Google acquired display ad company DoubleClick for $3.1 billion in cash in April 2007, and held the record for Google’s largest acquisition until Nest. And right from the start it caused trouble for Google.
First, the deal raised antitrust and privacy red flags, and U.S. lawmakers investigated the implications of the acquisition to determine whether any infringement of antitrust laws was indeed taking place.
Then, in June of last year, the Federal Trade Commission reportedly began looking into potentially opening an inquiry into whether or not Google was using its dominant position in the online display-advertising market to curb competition.

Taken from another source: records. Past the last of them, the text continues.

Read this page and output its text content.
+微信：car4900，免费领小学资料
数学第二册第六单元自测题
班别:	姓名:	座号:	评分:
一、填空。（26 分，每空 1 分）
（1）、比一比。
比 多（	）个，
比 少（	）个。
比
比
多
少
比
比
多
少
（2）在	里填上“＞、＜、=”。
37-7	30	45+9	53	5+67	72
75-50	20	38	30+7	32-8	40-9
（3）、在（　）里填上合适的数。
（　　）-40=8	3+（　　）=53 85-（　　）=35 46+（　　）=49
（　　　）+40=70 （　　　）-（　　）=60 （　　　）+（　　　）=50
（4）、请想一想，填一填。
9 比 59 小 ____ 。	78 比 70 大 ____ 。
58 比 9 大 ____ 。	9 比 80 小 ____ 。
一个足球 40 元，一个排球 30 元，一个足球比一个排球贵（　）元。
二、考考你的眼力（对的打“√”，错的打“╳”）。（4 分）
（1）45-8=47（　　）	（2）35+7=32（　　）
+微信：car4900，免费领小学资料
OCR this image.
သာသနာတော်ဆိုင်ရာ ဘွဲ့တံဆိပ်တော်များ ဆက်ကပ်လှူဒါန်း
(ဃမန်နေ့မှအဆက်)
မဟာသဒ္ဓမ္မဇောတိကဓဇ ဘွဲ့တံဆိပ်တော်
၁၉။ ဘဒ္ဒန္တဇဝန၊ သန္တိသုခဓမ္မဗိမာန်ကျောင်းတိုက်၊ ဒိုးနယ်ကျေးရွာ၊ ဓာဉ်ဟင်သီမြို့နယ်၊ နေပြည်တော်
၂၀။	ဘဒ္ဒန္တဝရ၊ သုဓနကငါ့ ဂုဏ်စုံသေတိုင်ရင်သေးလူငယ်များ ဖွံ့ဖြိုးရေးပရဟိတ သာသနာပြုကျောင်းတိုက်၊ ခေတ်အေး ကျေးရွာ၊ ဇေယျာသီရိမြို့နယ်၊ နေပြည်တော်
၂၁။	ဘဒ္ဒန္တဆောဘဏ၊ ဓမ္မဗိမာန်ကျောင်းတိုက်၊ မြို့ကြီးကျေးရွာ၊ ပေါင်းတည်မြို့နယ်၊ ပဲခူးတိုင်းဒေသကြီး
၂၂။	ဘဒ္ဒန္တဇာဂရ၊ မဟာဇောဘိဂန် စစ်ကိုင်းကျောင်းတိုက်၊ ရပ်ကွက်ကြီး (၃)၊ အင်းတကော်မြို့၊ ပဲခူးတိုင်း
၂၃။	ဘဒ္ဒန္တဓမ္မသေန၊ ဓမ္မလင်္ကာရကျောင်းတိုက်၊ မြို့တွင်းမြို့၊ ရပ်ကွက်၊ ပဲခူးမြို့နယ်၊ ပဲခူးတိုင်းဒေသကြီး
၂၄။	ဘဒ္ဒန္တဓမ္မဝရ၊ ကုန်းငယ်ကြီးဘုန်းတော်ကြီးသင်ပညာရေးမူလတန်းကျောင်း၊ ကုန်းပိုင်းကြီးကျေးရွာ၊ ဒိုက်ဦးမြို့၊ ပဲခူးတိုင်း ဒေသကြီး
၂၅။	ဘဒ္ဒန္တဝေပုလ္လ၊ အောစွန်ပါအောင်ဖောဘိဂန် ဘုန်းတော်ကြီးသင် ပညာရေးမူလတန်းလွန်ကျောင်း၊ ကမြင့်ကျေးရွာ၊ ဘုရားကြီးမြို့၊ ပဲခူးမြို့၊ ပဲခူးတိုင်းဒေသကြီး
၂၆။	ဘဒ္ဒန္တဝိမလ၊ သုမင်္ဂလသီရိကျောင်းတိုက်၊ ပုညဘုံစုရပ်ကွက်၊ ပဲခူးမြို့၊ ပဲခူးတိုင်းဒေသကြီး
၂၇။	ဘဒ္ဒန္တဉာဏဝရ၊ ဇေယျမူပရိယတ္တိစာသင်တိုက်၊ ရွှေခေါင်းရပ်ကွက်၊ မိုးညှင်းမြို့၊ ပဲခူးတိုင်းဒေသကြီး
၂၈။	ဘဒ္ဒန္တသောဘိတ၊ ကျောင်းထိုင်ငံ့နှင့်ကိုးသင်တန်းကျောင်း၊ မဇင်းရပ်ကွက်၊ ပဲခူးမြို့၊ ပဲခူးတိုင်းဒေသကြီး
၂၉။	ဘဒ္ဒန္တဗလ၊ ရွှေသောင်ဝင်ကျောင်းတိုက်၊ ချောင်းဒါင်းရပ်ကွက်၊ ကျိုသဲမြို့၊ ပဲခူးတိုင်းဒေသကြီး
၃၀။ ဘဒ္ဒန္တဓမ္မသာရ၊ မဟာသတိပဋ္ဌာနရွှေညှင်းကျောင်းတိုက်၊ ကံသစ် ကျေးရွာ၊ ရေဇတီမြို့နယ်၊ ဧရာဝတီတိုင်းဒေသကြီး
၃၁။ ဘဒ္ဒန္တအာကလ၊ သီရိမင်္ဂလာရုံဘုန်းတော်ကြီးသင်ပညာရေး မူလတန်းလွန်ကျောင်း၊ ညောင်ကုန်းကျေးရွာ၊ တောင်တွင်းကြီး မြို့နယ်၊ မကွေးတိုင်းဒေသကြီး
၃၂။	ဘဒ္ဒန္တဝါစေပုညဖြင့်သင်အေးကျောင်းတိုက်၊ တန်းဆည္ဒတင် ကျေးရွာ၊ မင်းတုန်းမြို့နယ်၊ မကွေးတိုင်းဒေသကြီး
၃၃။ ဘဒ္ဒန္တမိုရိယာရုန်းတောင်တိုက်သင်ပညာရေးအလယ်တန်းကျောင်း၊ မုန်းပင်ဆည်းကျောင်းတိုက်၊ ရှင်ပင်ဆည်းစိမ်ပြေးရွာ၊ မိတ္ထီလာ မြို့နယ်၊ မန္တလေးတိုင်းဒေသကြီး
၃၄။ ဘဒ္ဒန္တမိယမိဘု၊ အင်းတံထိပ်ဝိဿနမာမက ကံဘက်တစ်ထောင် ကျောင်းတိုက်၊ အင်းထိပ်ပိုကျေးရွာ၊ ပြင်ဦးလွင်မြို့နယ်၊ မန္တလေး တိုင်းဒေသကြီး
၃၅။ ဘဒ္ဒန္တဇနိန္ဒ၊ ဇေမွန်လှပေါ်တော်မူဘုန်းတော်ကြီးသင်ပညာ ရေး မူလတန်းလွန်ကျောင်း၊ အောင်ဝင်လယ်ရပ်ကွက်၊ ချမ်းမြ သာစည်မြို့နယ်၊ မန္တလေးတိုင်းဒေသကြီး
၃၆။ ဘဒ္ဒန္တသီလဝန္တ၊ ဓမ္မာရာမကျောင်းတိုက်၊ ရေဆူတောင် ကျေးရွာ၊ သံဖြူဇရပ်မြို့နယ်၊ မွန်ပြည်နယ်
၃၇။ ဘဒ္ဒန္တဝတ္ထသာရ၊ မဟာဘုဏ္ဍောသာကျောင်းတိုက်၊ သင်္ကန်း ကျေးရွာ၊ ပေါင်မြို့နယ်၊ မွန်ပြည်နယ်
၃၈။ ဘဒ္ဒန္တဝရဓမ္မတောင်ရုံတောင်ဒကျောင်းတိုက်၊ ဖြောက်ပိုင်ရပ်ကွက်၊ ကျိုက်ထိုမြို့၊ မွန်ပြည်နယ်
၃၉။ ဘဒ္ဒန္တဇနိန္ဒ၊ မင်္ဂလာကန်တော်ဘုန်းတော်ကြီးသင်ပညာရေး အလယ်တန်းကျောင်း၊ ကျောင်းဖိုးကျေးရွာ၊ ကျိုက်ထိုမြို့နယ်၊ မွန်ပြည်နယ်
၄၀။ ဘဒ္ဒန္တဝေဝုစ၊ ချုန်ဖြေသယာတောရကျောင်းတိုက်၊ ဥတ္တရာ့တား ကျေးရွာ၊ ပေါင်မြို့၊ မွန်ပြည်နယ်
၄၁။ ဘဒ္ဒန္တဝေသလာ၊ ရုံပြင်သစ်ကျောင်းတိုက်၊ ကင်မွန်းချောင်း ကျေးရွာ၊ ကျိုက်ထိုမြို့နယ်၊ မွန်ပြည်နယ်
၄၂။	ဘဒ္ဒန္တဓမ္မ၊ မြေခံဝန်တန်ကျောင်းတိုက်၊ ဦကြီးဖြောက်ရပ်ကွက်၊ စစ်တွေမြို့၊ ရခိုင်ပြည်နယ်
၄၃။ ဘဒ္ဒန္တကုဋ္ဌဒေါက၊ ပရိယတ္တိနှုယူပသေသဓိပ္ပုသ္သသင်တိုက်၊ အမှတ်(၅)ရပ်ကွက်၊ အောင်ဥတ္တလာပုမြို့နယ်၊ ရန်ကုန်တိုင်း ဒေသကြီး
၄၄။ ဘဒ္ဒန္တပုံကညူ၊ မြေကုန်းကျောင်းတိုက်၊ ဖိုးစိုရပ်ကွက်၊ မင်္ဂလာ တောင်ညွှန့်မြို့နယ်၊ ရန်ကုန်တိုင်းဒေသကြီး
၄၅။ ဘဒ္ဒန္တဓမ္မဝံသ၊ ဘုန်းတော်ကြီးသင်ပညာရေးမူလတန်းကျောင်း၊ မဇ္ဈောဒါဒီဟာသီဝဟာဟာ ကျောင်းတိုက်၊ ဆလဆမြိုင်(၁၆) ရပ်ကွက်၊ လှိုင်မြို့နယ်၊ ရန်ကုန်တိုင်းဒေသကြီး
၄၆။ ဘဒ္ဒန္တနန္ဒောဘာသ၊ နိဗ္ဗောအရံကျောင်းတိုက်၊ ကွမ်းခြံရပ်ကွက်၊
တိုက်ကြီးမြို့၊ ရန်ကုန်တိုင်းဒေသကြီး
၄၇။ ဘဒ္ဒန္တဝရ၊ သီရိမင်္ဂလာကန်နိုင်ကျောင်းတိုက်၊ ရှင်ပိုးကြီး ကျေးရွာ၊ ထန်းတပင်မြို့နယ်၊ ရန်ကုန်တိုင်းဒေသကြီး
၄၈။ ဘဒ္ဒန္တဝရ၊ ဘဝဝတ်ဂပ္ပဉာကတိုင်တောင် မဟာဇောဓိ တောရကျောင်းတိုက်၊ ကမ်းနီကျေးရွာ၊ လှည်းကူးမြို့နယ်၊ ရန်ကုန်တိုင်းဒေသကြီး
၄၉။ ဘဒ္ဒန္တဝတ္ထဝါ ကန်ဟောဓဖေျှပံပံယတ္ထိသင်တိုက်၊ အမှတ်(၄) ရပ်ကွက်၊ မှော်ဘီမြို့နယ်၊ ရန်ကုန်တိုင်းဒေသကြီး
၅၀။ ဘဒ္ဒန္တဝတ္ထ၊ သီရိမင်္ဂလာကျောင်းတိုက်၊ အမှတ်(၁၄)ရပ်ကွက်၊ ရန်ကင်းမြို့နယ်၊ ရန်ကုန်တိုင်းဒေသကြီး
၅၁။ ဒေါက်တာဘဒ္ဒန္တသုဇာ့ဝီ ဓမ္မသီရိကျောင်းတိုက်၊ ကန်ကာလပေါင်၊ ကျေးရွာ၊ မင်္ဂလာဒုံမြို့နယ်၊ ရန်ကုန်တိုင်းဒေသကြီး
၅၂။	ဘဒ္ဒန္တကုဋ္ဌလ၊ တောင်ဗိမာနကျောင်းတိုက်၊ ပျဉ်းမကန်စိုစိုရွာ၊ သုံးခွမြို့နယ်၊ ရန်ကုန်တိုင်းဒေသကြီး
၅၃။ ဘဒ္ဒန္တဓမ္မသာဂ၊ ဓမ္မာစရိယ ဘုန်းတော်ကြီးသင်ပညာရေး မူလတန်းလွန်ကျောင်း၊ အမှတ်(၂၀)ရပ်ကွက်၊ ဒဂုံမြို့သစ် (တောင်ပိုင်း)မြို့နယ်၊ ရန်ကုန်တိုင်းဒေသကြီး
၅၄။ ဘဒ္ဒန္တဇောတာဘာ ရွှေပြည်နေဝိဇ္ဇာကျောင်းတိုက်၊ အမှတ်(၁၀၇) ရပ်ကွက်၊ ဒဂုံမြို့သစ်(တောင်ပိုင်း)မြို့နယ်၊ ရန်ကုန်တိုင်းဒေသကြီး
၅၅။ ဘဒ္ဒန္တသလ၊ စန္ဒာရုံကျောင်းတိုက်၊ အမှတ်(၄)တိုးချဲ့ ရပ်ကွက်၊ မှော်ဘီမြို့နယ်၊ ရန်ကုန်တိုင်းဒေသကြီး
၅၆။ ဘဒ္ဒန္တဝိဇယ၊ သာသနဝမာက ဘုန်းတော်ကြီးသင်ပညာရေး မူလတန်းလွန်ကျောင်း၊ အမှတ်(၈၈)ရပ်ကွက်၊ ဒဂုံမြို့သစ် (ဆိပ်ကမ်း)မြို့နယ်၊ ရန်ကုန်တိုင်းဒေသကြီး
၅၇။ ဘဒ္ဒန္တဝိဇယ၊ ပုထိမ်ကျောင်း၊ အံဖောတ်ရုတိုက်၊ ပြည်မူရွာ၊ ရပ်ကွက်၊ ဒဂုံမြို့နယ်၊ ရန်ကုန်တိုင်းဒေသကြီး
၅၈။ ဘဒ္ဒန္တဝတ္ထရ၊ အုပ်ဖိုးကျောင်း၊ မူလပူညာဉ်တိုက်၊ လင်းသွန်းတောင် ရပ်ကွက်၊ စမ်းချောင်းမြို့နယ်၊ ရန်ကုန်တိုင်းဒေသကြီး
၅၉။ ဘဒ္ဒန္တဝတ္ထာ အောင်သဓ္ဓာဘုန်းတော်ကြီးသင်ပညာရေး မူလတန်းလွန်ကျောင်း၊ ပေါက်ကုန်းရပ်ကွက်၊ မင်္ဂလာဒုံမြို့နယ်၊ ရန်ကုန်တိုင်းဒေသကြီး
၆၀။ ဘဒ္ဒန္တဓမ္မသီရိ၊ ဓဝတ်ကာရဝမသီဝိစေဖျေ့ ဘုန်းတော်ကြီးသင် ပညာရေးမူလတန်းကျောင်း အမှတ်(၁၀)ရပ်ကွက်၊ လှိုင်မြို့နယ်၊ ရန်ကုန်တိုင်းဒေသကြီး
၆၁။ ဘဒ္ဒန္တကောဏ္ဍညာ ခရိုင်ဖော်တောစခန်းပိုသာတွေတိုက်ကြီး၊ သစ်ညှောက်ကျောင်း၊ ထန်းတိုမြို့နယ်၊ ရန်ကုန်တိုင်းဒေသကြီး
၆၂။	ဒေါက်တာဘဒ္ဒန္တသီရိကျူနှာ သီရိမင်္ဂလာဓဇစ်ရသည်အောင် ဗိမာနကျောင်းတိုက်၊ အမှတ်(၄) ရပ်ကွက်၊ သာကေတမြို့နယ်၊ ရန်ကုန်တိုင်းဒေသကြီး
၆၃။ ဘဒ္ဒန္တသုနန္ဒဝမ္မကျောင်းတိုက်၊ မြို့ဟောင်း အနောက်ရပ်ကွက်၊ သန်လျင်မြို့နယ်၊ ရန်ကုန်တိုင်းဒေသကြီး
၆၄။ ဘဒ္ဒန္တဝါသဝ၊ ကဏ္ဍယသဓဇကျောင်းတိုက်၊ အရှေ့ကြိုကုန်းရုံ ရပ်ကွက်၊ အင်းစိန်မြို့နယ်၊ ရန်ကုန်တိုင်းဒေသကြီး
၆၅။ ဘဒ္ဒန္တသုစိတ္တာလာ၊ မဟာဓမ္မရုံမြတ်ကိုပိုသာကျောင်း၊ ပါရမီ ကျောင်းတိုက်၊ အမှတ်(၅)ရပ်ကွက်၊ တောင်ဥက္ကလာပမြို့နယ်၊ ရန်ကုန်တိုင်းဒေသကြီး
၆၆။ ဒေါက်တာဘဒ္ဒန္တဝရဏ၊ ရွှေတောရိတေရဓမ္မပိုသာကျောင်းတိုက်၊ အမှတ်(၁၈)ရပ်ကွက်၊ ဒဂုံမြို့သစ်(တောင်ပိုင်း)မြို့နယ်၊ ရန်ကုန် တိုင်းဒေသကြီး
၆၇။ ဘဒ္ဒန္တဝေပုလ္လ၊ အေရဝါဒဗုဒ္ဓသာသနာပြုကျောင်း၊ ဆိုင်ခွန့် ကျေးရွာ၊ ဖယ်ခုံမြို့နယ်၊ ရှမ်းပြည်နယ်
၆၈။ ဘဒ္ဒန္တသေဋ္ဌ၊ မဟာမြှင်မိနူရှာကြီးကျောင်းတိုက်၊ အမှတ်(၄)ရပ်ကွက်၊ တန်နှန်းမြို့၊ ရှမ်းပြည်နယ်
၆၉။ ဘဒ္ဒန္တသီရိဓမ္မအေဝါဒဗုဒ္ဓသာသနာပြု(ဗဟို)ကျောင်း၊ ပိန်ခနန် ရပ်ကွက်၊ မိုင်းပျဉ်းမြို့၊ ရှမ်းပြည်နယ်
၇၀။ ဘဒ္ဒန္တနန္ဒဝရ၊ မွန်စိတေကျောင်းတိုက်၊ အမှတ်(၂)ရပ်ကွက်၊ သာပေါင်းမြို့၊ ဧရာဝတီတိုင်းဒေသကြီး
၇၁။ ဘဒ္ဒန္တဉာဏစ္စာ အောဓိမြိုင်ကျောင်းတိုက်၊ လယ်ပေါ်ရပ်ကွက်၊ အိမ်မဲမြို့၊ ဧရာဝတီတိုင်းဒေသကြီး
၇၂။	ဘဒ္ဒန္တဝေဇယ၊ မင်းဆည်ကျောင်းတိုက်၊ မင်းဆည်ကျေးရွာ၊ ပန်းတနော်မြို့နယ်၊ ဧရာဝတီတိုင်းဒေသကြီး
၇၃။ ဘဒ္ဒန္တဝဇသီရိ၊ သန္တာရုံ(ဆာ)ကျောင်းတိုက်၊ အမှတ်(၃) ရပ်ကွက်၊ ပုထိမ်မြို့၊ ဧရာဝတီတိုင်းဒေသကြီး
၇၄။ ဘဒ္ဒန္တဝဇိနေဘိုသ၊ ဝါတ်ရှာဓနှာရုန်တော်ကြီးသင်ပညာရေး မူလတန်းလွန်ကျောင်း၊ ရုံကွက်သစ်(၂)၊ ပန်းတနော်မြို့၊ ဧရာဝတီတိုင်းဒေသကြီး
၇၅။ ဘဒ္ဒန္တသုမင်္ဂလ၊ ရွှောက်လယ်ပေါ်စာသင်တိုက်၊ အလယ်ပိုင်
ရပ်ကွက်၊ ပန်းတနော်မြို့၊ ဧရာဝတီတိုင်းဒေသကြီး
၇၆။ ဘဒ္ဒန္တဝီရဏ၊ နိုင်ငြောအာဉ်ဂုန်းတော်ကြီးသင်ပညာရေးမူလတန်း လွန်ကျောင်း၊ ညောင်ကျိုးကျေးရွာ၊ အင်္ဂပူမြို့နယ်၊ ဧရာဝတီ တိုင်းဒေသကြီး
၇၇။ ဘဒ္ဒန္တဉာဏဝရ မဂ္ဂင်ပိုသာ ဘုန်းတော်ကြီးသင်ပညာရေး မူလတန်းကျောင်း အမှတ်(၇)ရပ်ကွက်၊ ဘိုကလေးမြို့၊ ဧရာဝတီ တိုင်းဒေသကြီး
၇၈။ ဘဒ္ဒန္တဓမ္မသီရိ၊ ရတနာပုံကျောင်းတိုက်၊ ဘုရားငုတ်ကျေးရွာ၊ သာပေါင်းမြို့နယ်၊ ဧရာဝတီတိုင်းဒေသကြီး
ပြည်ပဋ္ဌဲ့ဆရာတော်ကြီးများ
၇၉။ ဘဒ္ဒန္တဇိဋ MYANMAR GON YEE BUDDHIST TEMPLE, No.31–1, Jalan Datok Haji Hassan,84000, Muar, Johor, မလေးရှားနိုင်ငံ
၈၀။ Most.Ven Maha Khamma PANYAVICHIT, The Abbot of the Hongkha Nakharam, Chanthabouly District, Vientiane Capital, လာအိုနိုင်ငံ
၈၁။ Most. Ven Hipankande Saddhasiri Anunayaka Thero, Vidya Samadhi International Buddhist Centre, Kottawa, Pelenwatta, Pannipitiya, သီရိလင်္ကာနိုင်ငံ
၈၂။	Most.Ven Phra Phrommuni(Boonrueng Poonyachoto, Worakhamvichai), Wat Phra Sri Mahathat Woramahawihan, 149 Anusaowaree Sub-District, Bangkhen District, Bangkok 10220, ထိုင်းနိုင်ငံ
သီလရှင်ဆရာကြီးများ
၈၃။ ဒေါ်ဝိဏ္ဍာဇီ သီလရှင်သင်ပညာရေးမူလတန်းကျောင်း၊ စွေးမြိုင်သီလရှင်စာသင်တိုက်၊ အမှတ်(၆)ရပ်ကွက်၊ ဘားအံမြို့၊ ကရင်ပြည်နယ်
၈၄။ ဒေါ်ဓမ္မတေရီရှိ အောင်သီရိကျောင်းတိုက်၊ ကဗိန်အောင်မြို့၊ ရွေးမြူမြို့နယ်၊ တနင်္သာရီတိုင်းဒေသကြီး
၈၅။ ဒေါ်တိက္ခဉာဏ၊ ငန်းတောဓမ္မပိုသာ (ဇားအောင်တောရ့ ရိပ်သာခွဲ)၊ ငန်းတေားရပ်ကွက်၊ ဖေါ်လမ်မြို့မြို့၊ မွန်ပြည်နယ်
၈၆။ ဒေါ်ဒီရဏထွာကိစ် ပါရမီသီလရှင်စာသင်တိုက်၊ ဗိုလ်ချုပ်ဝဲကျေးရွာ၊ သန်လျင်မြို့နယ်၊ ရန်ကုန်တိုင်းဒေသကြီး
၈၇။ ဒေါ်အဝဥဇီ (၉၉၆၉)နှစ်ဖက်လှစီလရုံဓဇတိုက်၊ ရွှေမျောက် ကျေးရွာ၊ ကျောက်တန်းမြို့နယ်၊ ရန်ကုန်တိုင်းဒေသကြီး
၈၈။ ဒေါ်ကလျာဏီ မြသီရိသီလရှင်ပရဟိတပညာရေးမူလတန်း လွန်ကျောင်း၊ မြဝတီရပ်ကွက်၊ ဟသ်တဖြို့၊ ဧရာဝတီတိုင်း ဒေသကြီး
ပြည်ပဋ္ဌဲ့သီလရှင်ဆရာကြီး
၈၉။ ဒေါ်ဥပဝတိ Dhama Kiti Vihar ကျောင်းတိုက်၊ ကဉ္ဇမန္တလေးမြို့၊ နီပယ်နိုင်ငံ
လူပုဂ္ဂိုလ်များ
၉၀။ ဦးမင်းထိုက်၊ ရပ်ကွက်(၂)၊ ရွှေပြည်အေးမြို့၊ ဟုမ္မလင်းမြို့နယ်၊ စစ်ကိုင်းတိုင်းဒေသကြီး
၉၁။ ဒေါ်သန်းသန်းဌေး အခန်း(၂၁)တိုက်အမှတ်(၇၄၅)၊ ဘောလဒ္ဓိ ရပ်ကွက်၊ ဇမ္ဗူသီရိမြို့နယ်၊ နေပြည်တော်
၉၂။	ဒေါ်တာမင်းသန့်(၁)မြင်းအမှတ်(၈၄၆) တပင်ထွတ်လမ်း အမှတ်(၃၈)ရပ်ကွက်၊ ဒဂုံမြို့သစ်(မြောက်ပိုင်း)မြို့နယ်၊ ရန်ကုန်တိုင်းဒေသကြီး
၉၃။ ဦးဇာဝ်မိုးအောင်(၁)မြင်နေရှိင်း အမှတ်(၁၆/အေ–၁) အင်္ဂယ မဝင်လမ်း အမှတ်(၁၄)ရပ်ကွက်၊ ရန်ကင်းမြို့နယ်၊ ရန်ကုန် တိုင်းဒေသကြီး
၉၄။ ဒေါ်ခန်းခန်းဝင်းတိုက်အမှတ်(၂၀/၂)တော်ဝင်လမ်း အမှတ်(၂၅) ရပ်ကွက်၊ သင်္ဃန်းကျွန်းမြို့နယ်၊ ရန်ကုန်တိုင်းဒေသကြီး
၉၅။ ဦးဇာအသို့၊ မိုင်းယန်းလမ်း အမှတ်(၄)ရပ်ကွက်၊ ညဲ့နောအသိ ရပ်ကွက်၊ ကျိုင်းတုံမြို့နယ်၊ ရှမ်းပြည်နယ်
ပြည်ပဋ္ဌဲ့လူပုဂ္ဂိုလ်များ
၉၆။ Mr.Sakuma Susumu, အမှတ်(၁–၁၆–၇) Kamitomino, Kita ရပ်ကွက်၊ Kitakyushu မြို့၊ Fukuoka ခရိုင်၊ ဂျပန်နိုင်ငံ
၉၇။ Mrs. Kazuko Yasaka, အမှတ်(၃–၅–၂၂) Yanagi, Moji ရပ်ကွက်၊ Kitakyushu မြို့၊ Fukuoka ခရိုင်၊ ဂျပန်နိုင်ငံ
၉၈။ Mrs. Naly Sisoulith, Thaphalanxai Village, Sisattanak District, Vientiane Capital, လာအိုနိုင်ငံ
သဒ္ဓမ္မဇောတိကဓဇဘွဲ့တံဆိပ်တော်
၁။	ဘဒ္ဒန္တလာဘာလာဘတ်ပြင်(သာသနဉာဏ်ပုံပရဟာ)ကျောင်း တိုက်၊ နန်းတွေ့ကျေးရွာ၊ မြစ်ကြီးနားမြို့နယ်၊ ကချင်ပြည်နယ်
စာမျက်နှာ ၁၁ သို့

The issue at hand is in regards to whether or not Google has been using its own display ads to to push other companies, and websites, into using DoubleClick products, including Ad Exchange.
But financially it has worked out well; Google led all other major Internet properties with $2.26 billion in net US digital display ad revenues in 2012.
Google bought YouTube for $1.7 billion in 2006 and... well, you know how this one turned out.
Since then, no other user-generated online video sites that have come up in that time have been able to challenge it for supremacy. Even all these years later, YouTube remains the go-to place for people to put their videos if they want them to be seen.
Google is expected to have made $5.6 billion in revenue from the service in 2013.
It seems like most of these deals tend to work out.
I can think of two reasons for that: either it is because companies must do extra diligence to make sure that they know what they are getting into, or they work extra hard once they do buy to justify the expense. Or, most likely, both.
One thing that is for sure; no CEO worth their salt is going to make a multi-billion deal that they let die on the vine.